Cependant, alors que pour la famille parisienne je n’ai pu identifier qu’une seule petite fille, et que cette branche de la famille semble s’éteindre, il en va tout autrement pour la famille en milieu rural. Ainsi en plus des neuf petits-enfants que j’ai pu répertorier, j’ai aussi pu retracer neuf arrière-petits-enfants dont plusieurs vont eux-mêmes se marier et avoir des enfants. Par exemple, leur petit-fils Prosper Judasse a eu entre 1825 et 1843 huit enfants ; quatre filles et quatre garçons dont seulement deux (une fille et un garçon) sont morts en bas âge. Il aura lui-même dix petits-enfants et quatorze arrière-petits-enfants.

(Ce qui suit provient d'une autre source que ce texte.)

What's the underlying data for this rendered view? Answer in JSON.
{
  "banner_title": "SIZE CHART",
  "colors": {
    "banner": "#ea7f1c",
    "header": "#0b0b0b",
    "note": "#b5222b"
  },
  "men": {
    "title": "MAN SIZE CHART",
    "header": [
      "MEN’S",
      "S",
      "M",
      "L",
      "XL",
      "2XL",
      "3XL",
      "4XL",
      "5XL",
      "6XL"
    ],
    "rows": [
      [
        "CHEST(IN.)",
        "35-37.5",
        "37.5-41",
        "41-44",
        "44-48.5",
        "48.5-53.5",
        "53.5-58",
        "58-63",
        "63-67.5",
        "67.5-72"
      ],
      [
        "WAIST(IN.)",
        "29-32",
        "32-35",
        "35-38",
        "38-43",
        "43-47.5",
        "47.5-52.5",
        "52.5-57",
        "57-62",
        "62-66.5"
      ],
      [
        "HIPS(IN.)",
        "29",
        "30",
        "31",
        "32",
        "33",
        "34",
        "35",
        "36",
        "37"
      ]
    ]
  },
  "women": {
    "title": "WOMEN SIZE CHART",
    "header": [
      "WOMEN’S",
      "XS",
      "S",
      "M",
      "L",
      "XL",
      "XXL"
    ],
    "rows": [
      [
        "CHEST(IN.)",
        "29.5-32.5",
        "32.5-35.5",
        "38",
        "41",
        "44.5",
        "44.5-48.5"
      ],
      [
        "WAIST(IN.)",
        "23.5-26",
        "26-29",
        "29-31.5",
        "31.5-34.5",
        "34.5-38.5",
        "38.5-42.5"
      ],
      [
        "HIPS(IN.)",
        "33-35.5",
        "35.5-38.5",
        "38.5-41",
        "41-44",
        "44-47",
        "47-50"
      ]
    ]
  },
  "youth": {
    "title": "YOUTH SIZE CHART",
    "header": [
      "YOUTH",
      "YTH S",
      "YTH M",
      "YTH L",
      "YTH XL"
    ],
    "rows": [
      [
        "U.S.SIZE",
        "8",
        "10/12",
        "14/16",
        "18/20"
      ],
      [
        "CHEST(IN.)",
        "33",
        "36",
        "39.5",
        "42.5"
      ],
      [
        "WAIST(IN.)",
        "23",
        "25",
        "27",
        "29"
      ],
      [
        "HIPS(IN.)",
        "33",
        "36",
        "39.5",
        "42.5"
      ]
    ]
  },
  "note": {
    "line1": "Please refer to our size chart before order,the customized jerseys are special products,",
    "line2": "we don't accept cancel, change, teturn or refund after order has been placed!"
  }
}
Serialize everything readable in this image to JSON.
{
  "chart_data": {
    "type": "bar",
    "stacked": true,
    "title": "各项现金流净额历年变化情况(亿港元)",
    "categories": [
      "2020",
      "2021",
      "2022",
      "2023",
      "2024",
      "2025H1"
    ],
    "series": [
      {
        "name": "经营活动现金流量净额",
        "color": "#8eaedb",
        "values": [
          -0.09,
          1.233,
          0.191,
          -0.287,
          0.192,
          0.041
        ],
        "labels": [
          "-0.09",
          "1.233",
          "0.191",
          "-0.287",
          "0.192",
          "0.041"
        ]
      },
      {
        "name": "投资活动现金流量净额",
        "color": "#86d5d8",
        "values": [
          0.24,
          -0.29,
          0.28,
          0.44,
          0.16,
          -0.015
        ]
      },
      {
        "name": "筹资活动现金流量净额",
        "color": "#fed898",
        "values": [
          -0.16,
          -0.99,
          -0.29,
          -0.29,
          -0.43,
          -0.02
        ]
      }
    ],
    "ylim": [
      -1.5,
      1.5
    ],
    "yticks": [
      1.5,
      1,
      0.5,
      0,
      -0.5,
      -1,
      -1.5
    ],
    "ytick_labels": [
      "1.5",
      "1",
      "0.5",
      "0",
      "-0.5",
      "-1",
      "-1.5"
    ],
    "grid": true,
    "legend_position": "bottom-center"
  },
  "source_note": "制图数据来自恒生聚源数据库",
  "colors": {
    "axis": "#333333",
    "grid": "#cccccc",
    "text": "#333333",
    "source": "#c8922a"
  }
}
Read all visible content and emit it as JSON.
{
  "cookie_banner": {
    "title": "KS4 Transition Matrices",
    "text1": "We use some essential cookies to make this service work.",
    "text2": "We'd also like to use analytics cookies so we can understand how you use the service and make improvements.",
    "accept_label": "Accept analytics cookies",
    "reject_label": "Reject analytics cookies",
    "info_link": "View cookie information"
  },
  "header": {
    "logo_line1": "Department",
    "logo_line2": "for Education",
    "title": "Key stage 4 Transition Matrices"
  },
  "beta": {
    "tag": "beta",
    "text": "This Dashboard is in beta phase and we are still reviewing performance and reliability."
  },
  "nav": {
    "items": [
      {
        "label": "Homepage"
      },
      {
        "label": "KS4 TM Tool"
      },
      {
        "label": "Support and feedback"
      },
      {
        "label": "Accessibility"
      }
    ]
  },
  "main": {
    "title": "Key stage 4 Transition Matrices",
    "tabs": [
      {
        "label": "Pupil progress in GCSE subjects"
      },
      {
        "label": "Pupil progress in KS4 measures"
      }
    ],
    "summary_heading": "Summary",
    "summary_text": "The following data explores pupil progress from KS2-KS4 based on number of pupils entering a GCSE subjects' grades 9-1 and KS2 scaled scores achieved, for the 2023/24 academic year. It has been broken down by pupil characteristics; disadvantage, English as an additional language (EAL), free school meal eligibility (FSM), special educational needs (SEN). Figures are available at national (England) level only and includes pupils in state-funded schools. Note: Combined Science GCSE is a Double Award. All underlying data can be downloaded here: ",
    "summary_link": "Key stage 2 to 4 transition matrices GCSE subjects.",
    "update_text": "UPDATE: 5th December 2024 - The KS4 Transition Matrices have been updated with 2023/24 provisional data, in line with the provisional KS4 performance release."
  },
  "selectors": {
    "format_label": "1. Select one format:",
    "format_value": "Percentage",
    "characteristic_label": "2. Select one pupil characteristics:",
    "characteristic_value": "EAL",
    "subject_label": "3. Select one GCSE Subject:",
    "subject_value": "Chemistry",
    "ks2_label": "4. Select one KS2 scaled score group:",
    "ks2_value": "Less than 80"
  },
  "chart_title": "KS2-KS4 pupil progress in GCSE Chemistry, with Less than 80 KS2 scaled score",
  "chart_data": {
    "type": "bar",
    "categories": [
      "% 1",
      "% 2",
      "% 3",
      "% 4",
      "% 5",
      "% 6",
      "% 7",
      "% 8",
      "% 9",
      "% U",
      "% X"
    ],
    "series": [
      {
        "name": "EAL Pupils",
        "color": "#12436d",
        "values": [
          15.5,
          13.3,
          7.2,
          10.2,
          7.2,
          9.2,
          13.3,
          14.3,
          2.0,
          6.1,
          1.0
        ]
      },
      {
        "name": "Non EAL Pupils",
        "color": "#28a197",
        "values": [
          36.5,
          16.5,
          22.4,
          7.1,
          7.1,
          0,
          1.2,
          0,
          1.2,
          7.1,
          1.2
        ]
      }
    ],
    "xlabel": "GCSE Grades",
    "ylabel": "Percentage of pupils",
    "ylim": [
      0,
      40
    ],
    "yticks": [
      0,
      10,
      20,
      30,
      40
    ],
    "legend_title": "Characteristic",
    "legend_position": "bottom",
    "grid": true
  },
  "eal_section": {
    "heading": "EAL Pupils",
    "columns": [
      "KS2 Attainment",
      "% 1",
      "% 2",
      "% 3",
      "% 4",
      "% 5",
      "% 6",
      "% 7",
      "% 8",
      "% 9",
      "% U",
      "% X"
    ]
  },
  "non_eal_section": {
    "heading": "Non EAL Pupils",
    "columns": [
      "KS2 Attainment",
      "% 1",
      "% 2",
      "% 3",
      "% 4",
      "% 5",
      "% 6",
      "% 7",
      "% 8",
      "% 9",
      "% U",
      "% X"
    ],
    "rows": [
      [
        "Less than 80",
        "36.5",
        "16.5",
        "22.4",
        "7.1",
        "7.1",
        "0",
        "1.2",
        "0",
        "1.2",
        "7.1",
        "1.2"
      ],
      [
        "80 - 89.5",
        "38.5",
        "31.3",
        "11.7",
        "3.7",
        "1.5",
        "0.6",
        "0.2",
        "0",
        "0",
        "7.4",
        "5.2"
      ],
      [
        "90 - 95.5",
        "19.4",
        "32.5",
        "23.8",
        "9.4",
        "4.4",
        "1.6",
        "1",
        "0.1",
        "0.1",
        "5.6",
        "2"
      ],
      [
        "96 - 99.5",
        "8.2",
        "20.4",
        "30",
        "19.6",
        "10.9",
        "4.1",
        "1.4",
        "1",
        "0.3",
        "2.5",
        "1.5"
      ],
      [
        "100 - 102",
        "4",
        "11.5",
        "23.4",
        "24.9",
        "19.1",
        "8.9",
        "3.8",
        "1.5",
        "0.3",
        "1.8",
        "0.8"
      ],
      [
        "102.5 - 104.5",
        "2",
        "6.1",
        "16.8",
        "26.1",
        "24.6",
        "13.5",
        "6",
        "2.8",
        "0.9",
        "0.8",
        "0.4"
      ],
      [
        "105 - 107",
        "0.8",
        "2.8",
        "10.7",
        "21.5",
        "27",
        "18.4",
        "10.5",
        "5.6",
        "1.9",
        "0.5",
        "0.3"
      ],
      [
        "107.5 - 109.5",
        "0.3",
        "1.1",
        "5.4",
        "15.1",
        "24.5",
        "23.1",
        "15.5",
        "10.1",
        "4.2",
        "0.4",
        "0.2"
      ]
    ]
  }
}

« Vers 1700, on estime à 20 millions le nombre d’habitants du royaume de France. Un Européen sur quatre est français : la France est alors considérée comme un géant démographique. Les historiens démographes du XXe siècle supposent que les Français seraient 22 millions en 1715, plus de 25 millions vers 1760 et probablement 28 millions en 1790. On assiste à une hausse constante de la population française de 40 % en un siècle. » https://www.futura-sciences.com/sciences/questions-reponses/histoire-france-xviiie-siecle-geant-demographique-9610/

Vers le milieu du 19e siècle, la France va commencer une période de dénatalité que les gouvernements vont essayer de contrer grâce à différentes politiques. C’est aussi la période de l’industrialisation, qui se développe tardivement en France, et de l’exode rural de populations qui pensent pouvoir avoir une vie meilleure en ville. Une situation qui explique probablement la tendance à privilégier des familles plus petites, avec moins de naissances mais aussi moins de mortalités, qui sont souvent centrées sur le noyau parents-enfants.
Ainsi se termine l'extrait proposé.